In Lazio il Corpo Nazionale Soccorso Alpino e Speleologico è intervenuto nel pomeriggio di ieri per prestare soccorso a un cercatore di tartufi disperso nel Parco dei Simbruini, a cavallo tra le province di Roma e Frosinone. L'uomo, A.B del '68, residente a Tivoli (RM), era uscito di casa nella mattinata prevedendo di rientrare dopo qualche ora passata a cercare tartufi in compagnia di due cani. Alle 13.30 ha perso l'orientamento in una zona boschiva del Parco e alle 15.00 - vista l'avanzare dell'oscurità - si è rivolto al 112 chiedendo aiuto.
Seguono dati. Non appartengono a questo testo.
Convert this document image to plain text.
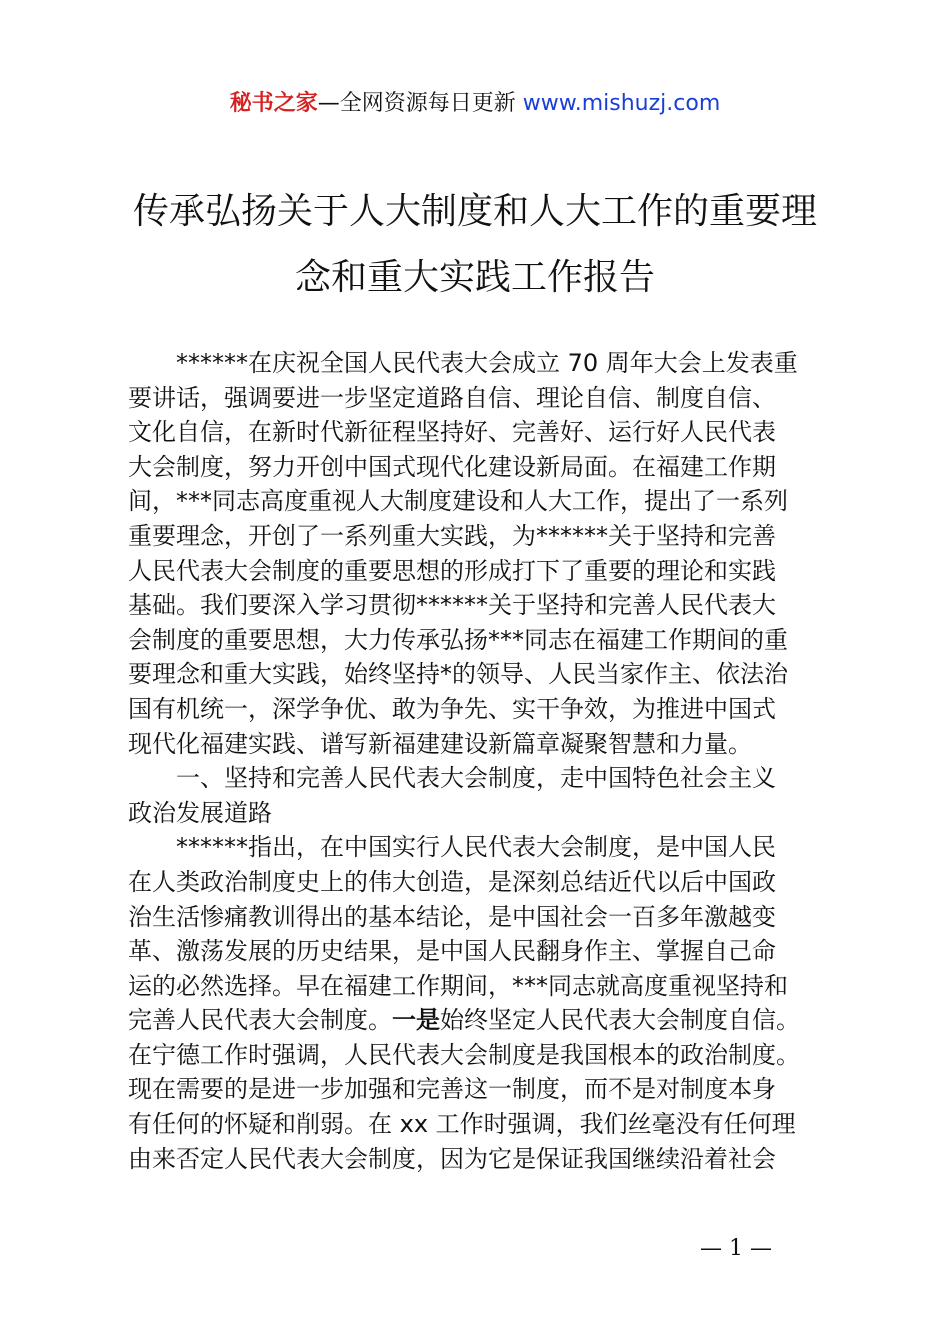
秘书之家—全网资源每日更新 www.mishuzj.com
传承弘扬关于人大制度和人大工作的重要理
念和重大实践工作报告
******在庆祝全国人民代表大会成立 70 周年大会上发表重
要讲话，强调要进一步坚定道路自信、理论自信、制度自信、
文化自信，在新时代新征程坚持好、完善好、运行好人民代表
大会制度，努力开创中国式现代化建设新局面。在福建工作期
间，***同志高度重视人大制度建设和人大工作，提出了一系列
重要理念，开创了一系列重大实践，为******关于坚持和完善
人民代表大会制度的重要思想的形成打下了重要的理论和实践
基础。我们要深入学习贯彻******关于坚持和完善人民代表大
会制度的重要思想，大力传承弘扬***同志在福建工作期间的重
要理念和重大实践，始终坚持*的领导、人民当家作主、依法治
国有机统一，深学争优、敢为争先、实干争效，为推进中国式
现代化福建实践、谱写新福建建设新篇章凝聚智慧和力量。
一、坚持和完善人民代表大会制度，走中国特色社会主义
政治发展道路
******指出，在中国实行人民代表大会制度，是中国人民
在人类政治制度史上的伟大创造，是深刻总结近代以后中国政
治生活惨痛教训得出的基本结论，是中国社会一百多年激越变
革、激荡发展的历史结果，是中国人民翻身作主、掌握自己命
运的必然选择。早在福建工作期间，***同志就高度重视坚持和
完善人民代表大会制度。一是始终坚定人民代表大会制度自信。
在宁德工作时强调，人民代表大会制度是我国根本的政治制度。
现在需要的是进一步加强和完善这一制度，而不是对制度本身
有任何的怀疑和削弱。在 xx 工作时强调，我们丝毫没有任何理
由来否定人民代表大会制度，因为它是保证我国继续沿着社会
— 1 —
I Carabinieri, dopo aver raccolto la chiamata, si sono rivolti al CNSAS per dare avvio alla ricerca e salvataggio.

Dalla stazione di soccorso di Vicovaro Mandela la squadra del Corpo Nazionale Soccorso Alpino e Speleologio in servizio è immediatamente partita verso la presunta zona di scomparsa (Monte Livata), mentre altri tecnici del CNSAS convergevano da altre destinazioni. Il disperso è stato ritrovato poco prima dell'oscurità in una zona boschiva della Valle Maiura, a 1700 metri di quota. Era in forte stato di prostrazione, dopo diverse ore passate al freddo nella neve. I tecnici del Soccorso Alpino e Speleologico hanno prestato assistenza all'uomo e l'hanno portato fino ad un parcheggio nella località Campo dell'Osso assieme ai due cani, dove è stato recuperato da alcuni parenti.

In Abruzzo i tecnici del Soccorso Alpino e Speleologico sono intervenuti per recuperare uno sciatore romano scivolato lungo un canale per circa 20 metri. L'uomo stava effettuando con gli sci la Traversata Bassa del Gran Sasso sul versante teramano, percorso che collega Campo Imperatore alla Val Maone. In prossimità delle Cascate del Rioarno però l'uomo ha dovuto interrompere la traversata sugli sci perchè poco prima si era staccata in loco una valanga.

L'uomo però, sprovvisto di ramponi, ha tentato comunque l'attraversamento senza sci, ma attorno alle 16.15 si è trovato costretto ad allertare il Soccorso Alpino in seguito ad una scivolata di 20 metri. I tecnici del CNSAS hanno recuperato l'uomo agevolati dall'uso del GeoResQ, applicazione per smartphone, promossa dal Soccorso Alpino in sinergia con il Club Alpino Italiano, che offre un servizio di geo localizzazione che, una volta attivato, invia in automatico al 118 le coordinate dell'incidente.